Artrain USA toured different regions of the country in different years, cycling through a given region once every four or so years, typically when the exhibition changes. It was on tour 11 months a year, traveling about 12,000 miles per year. In 2006, it operated in the Western United States and in 2007, ran in the Midwest and Deep South. The one month each year that the train was not touring, it was at its home base in Ann Arbor, where the cars underwent maintenance and had exhibits updated or replaced.

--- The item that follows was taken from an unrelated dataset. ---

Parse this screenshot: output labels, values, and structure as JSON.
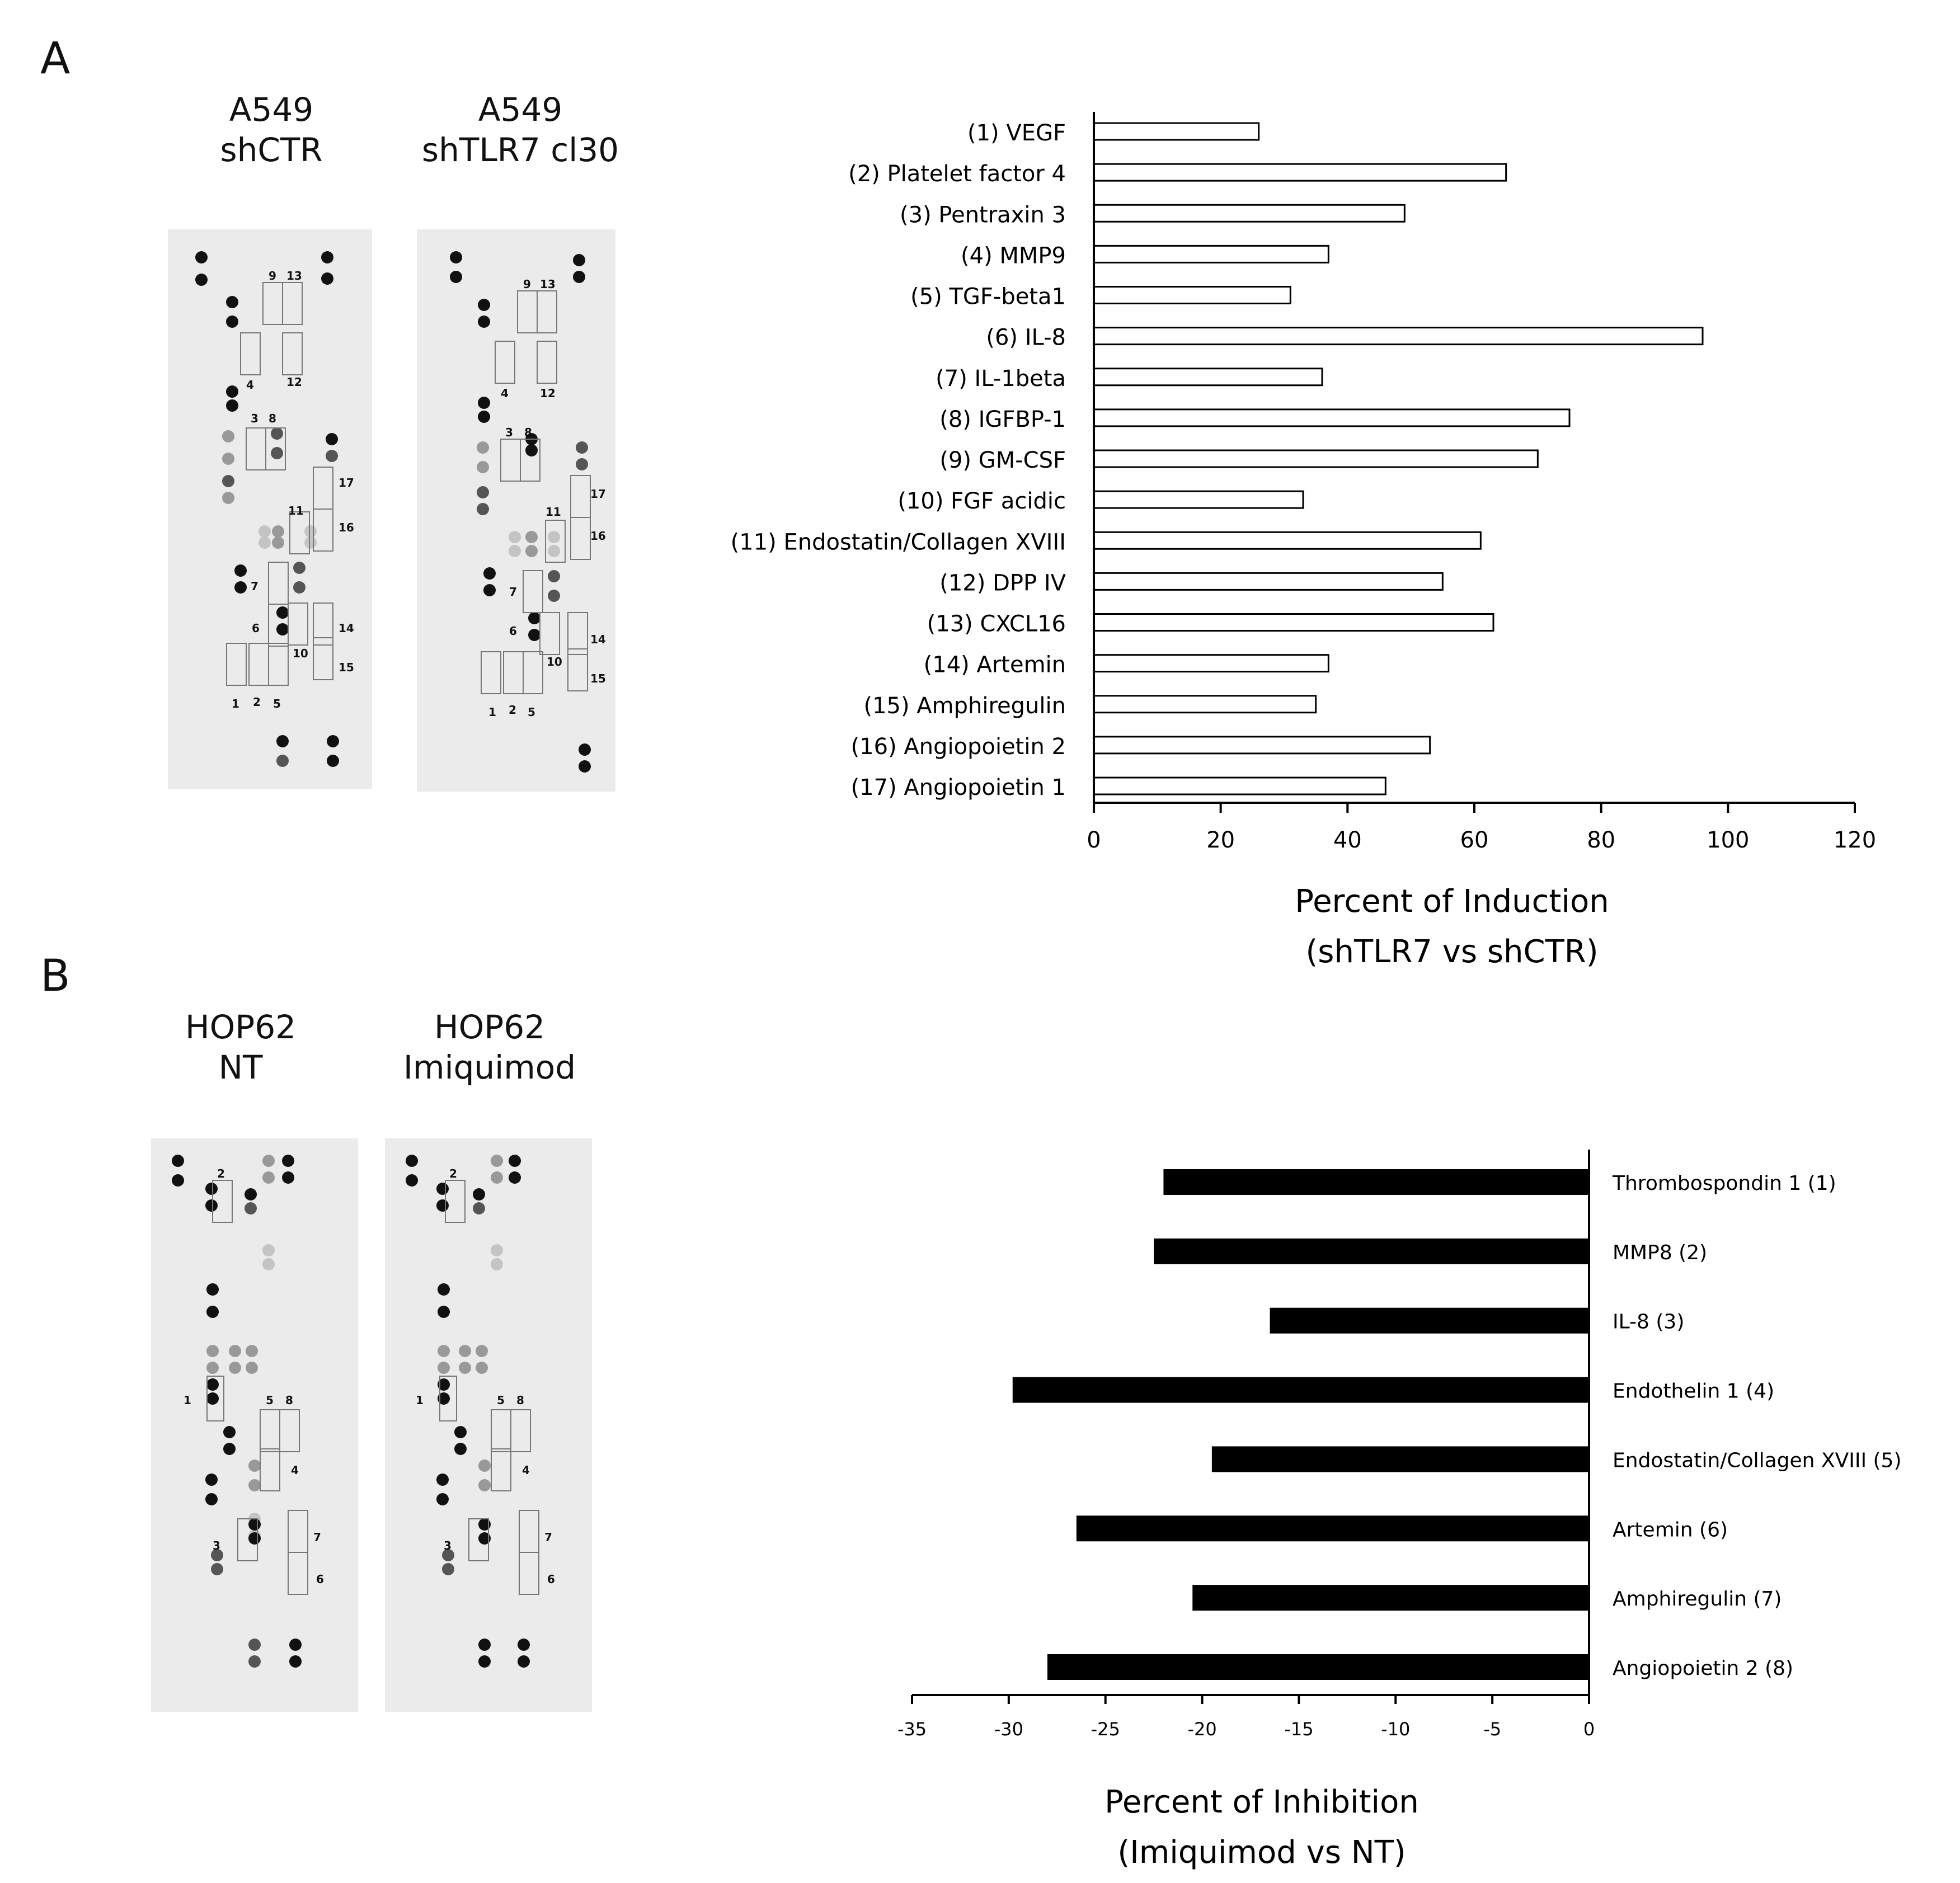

Planning (to locate a 450 or more foot long siding that is more or less straight, with road/parking access nearby that does not require crossing active tracks, to secure local volunteers and site prep, and to arrange for publicity) was carried out entirely without a site visit to reduce costs. The headquarters staff provided detailed sponsor and volunteer guidelines, as well as publicity and planning materials, to help the community achieve a successful visit.

===Rolling stock===
Artrain USA consisted of several exhibit cars with walk-through galleries (1940s vintage Budd passenger cars, rebuilt to remove windows), a studio/gift shop car in which staff and visiting artists give working demonstrations, and crew quarters, which, as of June 2006, consisted of a caboose but were slated to be changed over to a former New York Central Railroad round-end observation car. The number of exhibit cars was constrained by the total train-length restriction (longer trains require longer sidings, reducing the number of sites that could host the train).

===Staffing===
A touring staff traveled with the train. It was divided into a facilities staff concerned with mechanical operation and equipment, and an arts staff. Artrain USA provides fellowships to young artists (most staff members were in their 20s and 30s) willing to travel with the train and demonstrate their talents. The staff also collected tickets—admission was usually free but tickets were used to track attendance. The staff often gave tours to interested railroad personnel as a way to help build understanding of the train's mission and increase service responsiveness.